How Real is Reality: Do Photographs Lie? August 2, 2014 – Posted in: Photography – Tags: Ansel Adams, digital photography, Photography, Photography as art, Photography tips, Rocky Nook, Tips
Photography has always been subjected to various controversies. The most serious of those was revolving around the question: Is photography art? Is a piece that can be replicated indefinitely an art piece? While this discussion may still go on in some art circles, the question has been answered, so to speak, by majority vote or by the forces of a free market. Recent auctions have sold single photographs for a few million dollars, private art collections and museums around the world complement their portfolios with photographic art.
Another interesting topic for discussion is the trustworthiness of photography. Can we believe that what we see in a photograph is true? It is by no means a new discussion. Ansel Adams’s Moonrise, Hernandez, New Mexico 1941 is a masterpiece of black-and-white landscape photography, but it was a creation of the Adams darkroom and by no means a “true” image of that moment in time in Hernandez. Neither are Jerry Uelsmann’s analog photomontages anywhere close to being true.
So, it is not a new discussion, it is old, and was probably revived by the advent of Photoshop in the digital age. But it is a moot discussion from the beginning, because there is no thruth in any image be it painted or photographed.

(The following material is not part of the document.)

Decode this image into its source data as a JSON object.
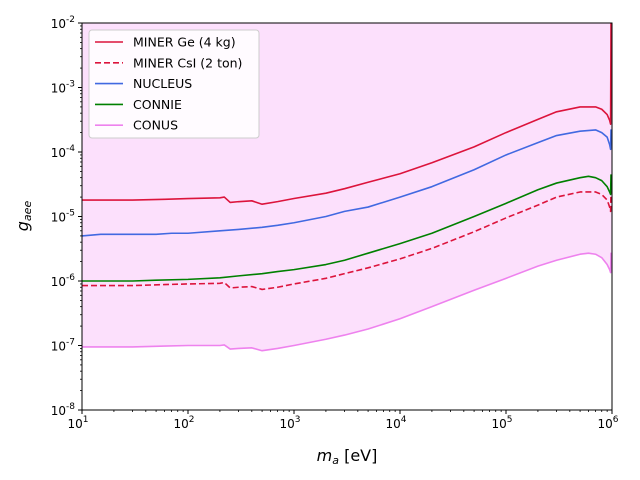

Each of us has, by the shere physical or emotional capabilities and properties of our bodies and souls, a different perception of the world around us, we each “see things differently.” Moreover, the moment we grab a tool to capture our perception, be it a paint brush or a camera, we add another layer of interpretation to it. And we make choices when we photograph. We choose a lens, thereby changing frame, perspective, and near-far relationship. We choose aperture and shutter speed, thereby changing a whole lot: amount of light, depth of field, and we isolate and obscure objects. We go down on our knees or get up on a ladder, thereby giving the scene an entirely different appearance.
We don’t lie, we try to say the truth of what we see and feel by making the choices that allow us to say it the right way.